Interkontinentales Bündnis
Es könnte sich auch um gestandene Charaktere eines
Mike Leigh-Films handeln: Mary und Max – zwei Außenseiter, verbunden durch
eine skurrile Brieffreundschaft, die ihrem tristen Alltag ein Minimum an Glanz
verschafft. Mary Daisy Dinkle, eine achtjährige
Schülerin aus einem Melbourner Vorort, hat die Adresse von Max Jerry Horowitz,
einem übergewichtigen, atheistischen Juden aus New York, zufällig
im Telefonbuch entdeckt und möchte eigentlich nur von ihm wissen, ob in
Amerika die Babys in Biergläsern geboren werden, so wie sie es von ihrer
Mutter gehört hat. Ansonsten ist Marys Leben die diesseitige Hölle:
ihre Mutter ist kettenrauchende Alkoholikerin, der Vater widmet sich in seiner
Freizeit der Präparation von Vögeln, sie besitzt keine Freunde, wird
in der Schule sowohl von Mitschülern als auch Lehrern verhöhnt, ist
unglücklich in den Nachbarsjungen verliebt und im Großen und Ganzen
so hilflos sonderbar wie Heather Matarazzo in Todd Solondz‘ „Welcome to the Dollhouse“.

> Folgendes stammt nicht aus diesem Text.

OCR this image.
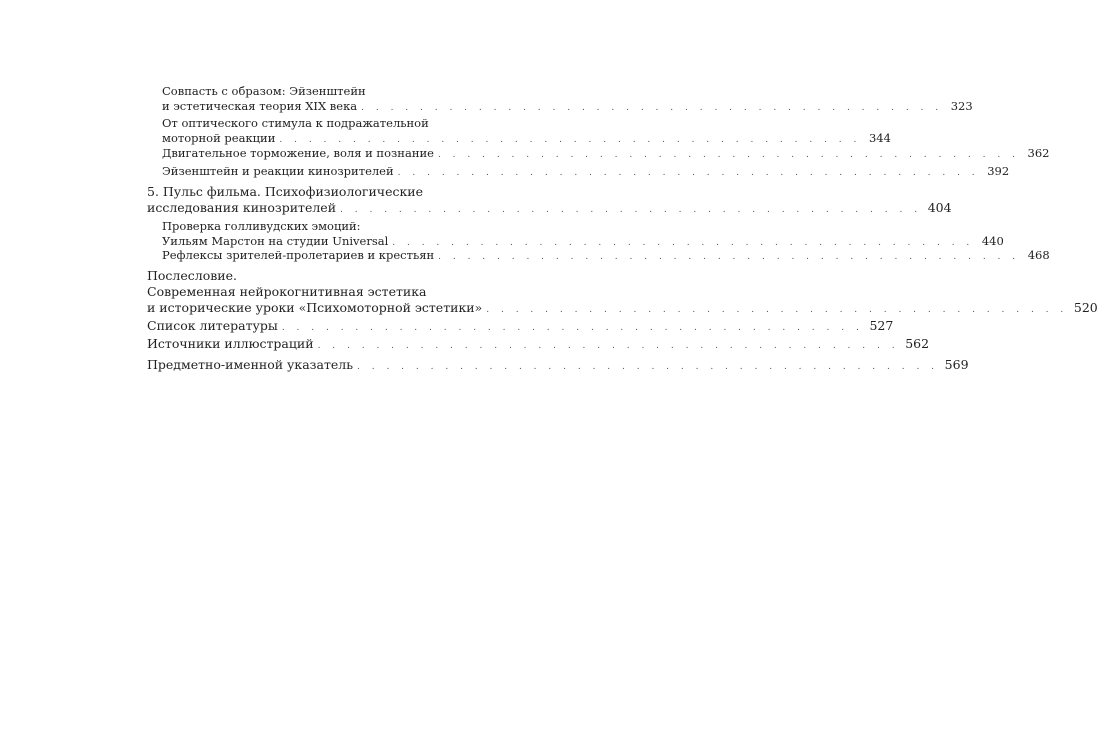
Совпасть с образом: Эйзенштейн
и эстетическая теория XIX века . . . . . . . . . . . . . . . . . . . . . . . . . . . . . . . . . . . . . . . . 323
От оптического стимула к подражательной
моторной реакции . . . . . . . . . . . . . . . . . . . . . . . . . . . . . . . . . . . . . . . . 344
Двигательное торможение, воля и познание . . . . . . . . . . . . . . . . . . . . . . . . . . . . . . . . . . . . . . . . 362
Эйзенштейн и реакции кинозрителей . . . . . . . . . . . . . . . . . . . . . . . . . . . . . . . . . . . . . . . . 392
5. Пульс фильма. Психофизиологические
исследования кинозрителей . . . . . . . . . . . . . . . . . . . . . . . . . . . . . . . . . . . . . . . . 404
Проверка голливудских эмоций:
Уильям Марстон на студии Universal . . . . . . . . . . . . . . . . . . . . . . . . . . . . . . . . . . . . . . . . 440
Рефлексы зрителей-пролетариев и крестьян . . . . . . . . . . . . . . . . . . . . . . . . . . . . . . . . . . . . . . . . 468
Послесловие.
Современная нейрокогнитивная эстетика
и исторические уроки «Психомоторной эстетики» . . . . . . . . . . . . . . . . . . . . . . . . . . . . . . . . . . . . . . . . 520
Список литературы . . . . . . . . . . . . . . . . . . . . . . . . . . . . . . . . . . . . . . . . 527
Источники иллюстраций . . . . . . . . . . . . . . . . . . . . . . . . . . . . . . . . . . . . . . . . 562
Предметно-именной указатель . . . . . . . . . . . . . . . . . . . . . . . . . . . . . . . . . . . . . . . . 569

Ihre gesamte Umgebung scheint dem mentalen Verfall preisgegeben,
und da hat sie in Max ein gleichwertiges, erwachsenes Pendant gefunden: Der
44jährige leidet am Asperger Syndrom, welches
dem Autismusspektrum zugerechnet wird, und laboriert zudem an zahlreichen
Zwangsneurosen, d.h. alles, was die gewohnte Struktur verlässt, bedeutet
ihm enormen Stress, und das kann der ablebende Goldfisch, der Tod seiner fast
blinden Nachbarin oder eine problematische Frage aus Marys Briefen sein. Doch
was die Zwei eint, ist die eingeschränkte Sicht auf die grausige Realität
um sie herum und wie sie es durch ihren letztlich Jahrzehnte währenden
Kontakt schaffen, ihr kurze, wenn auch meist recht aberwitzige Momente des Glücks
abzutrotzen. Das leistet bereits die kontrastierende Bildebene: Das monotone,
vorstädtische Braun Melbournes und das deprimierende Grau des urbanen Raums
werden vornehmlich durch die Accessoires, die die beiden sich per Post zukommen
lassen, akzentuiert. Trotzdem hat die Gegenwart noch ein paar grausige Trümpfe
in der Hand, zu denen nicht nur der Tod von Marys Eltern und Max‘ fast einjähriger
Psychatrieaufenthalt zählen…
Nun handelt es sich indes nicht um eine Arbeit Mike Leighs, sondern um Adam Elliots Langfilmdebüt, der bereits mit seinem Frühwerk
„Harvey Krumpet“, das einer Blaupause zu „Mary & Max“ gleicht, einen
Oscar als bester animierter Kurzfilm gewann. Wären die Figuren nicht aus
Plastilin, würde sich die Kamera nicht mit solcher Eleganz durch die Knetmassewelten
bewegen, der Film und sein abgründiges Sujet ließen sich kaum goutieren.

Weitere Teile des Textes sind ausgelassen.